At Patient-Centered Diabetes Care held April 16-17 in Boston, Massachusetts, Patrick J. O’Connor, MD, MA, MPH, senior clinical investigator at HealthPartners Institute for Education and Research and clinical associate professor or family medicine and community health at the University of Minnesota School of Medicine, kicked off the meeting with a discussion communicating treatment information to patients.

“How do we inform patients so that they’re treatment preferences are somehow connected to the reality of the benefits and risks that may be involved?” he posited “And how do we communicate that information to patients in a way that is comprehensive?”

When assessing a patient’s motivation and willingness for treatment, it’s important to understand a few things about the individual: does the patient actually believe he or she has diabetes; does the patient understand diabetes is serious; and does the patient believe good care will make a difference?

In addition, the provider has to determine the best way to present data to the patient. There are a few ways to do this, and some are more successful than others. For instance, mailing personalized information including the patient’s A1c and low-density lipoprotein levels is proven not to work. A trial found that patients receiving these types of letters with their information and asking them to visit their doctor actually had worse A1c and fewer visits at the end of the trial.

“We didn’t ask these patients what they want,” Dr O’Connor explained. “We didn’t ask them anything about their treatment preferences… It’s not customized to their treatment preferences or priorities, it doesn’t address the issue of do they really believe they have diabetes, do they really think it’s serious, and do they think that more intensive treatment will help.”

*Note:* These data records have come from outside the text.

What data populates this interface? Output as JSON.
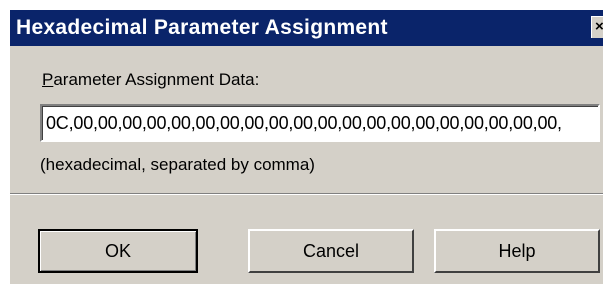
{
  "window": {
    "title": "Hexadecimal Parameter Assignment",
    "close_symbol": "×"
  },
  "form": {
    "label_accel": "P",
    "label_rest": "arameter Assignment Data:",
    "value": "0C,00,00,00,00,00,00,00,00,00,00,00,00,00,00,00,00,00,00,00,00,",
    "hint": "(hexadecimal, separated by comma)"
  },
  "buttons": {
    "ok": "OK",
    "cancel": "Cancel",
    "help": "Help"
  },
  "colors": {
    "titlebar": "#0a246a",
    "dialog_face": "#d4d0c8"
  }
}
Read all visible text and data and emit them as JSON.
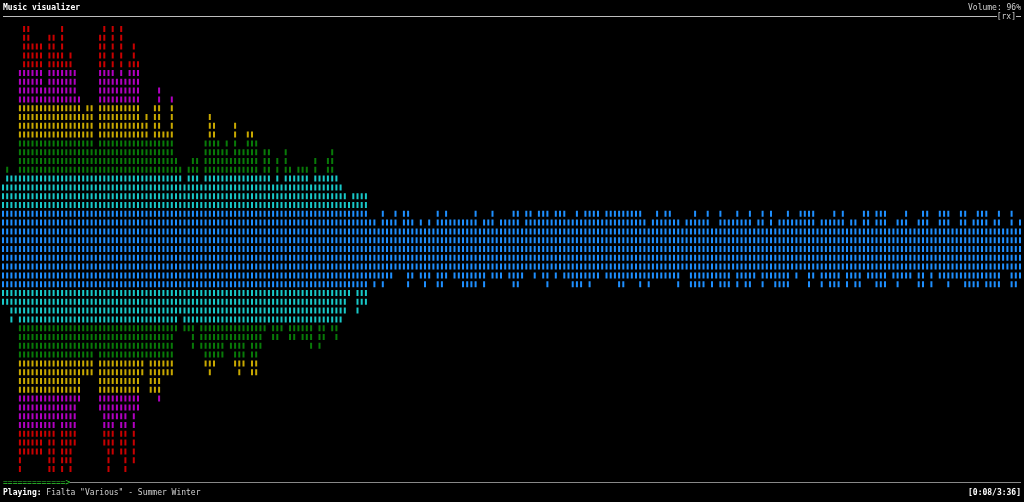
{
  "header": {
    "title": "Music visualizer",
    "volume": "Volume: 96%",
    "visualizer_type": "[rx]"
  },
  "footer": {
    "progress": "=============>",
    "status_label": "Playing:",
    "track": "Fialta \"Various\" - Summer Winter",
    "time": "[0:08/3:36]"
  }
}
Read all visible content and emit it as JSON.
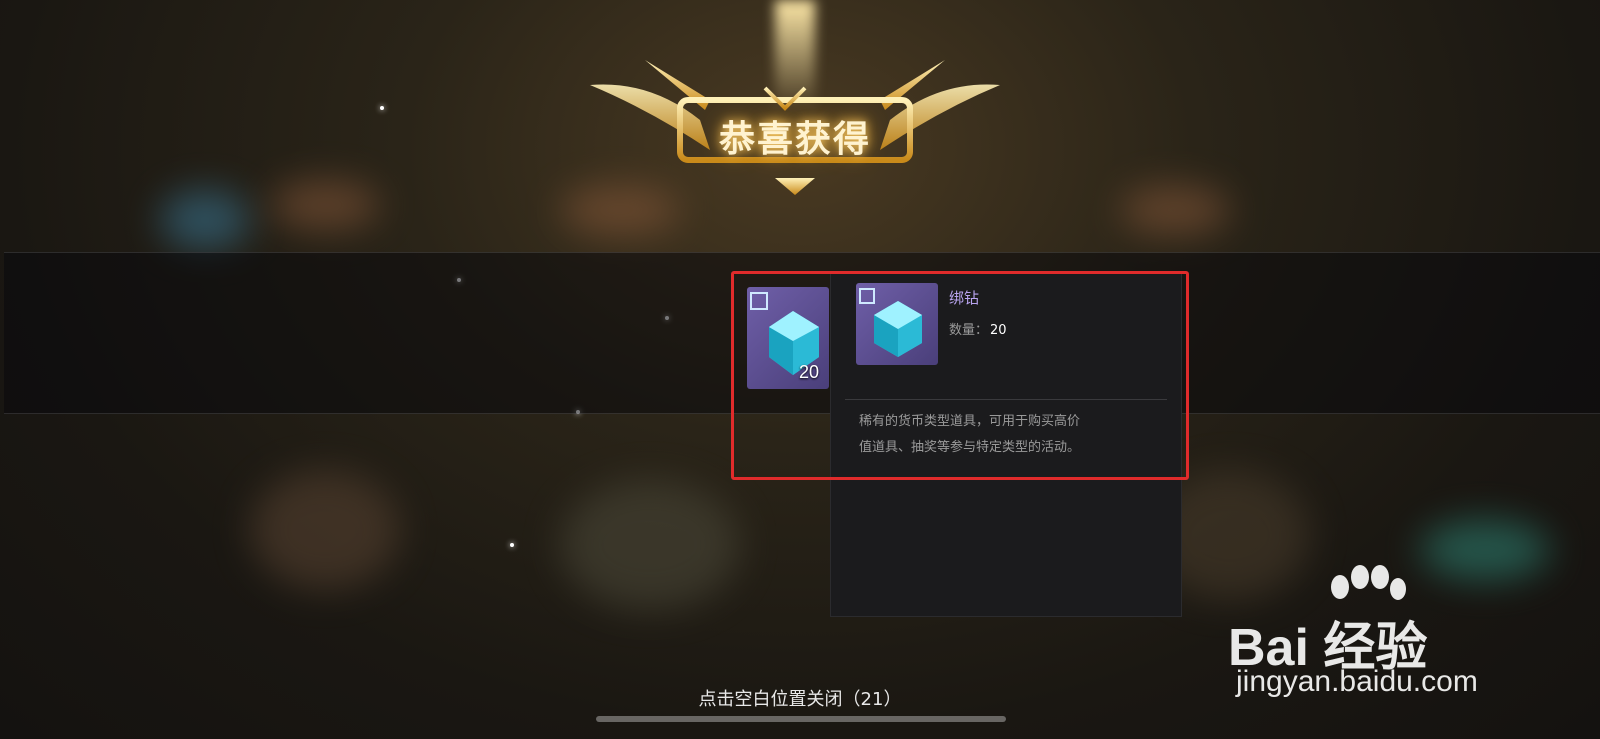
{
  "banner": {
    "title": "恭喜获得"
  },
  "reward": {
    "count": "20",
    "icon": "diamond-cube-icon"
  },
  "tooltip": {
    "name": "绑钻",
    "quantity_label": "数量：",
    "quantity_value": "20",
    "description_line1": "稀有的货币类型道具，可用于购买高价",
    "description_line2": "值道具、抽奖等参与特定类型的活动。"
  },
  "footer": {
    "close_hint": "点击空白位置关闭（21）"
  },
  "watermark": {
    "brand": "Bai 经验",
    "url": "jingyan.baidu.com"
  },
  "colors": {
    "highlight": "#e02b2b",
    "item_name": "#b9a4f0",
    "banner_glow": "#ffcf6a"
  }
}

The tactic that Dr O’Connor has had success using is a system that runs patient information through an algorithm and provides it back to the patient in an easy-to-read format. In what he calls the “Netflix approach” the patient receives a document with a checkmark next to the things he or she doesn’t have to worry about and exclamation points next to those that need more work. This approach points out what is or isn’t at goal and what has the greatest potential to reduce the patient’s risk of a heart attack or stroke if they take some recommended steps.

“It’s really important when you have someone with diabetes to be patient-centered in the care,” he said. “And if you want to be patient-centered in the care, a good way to find out where to start is to figure out how the person thinks about diabetes.”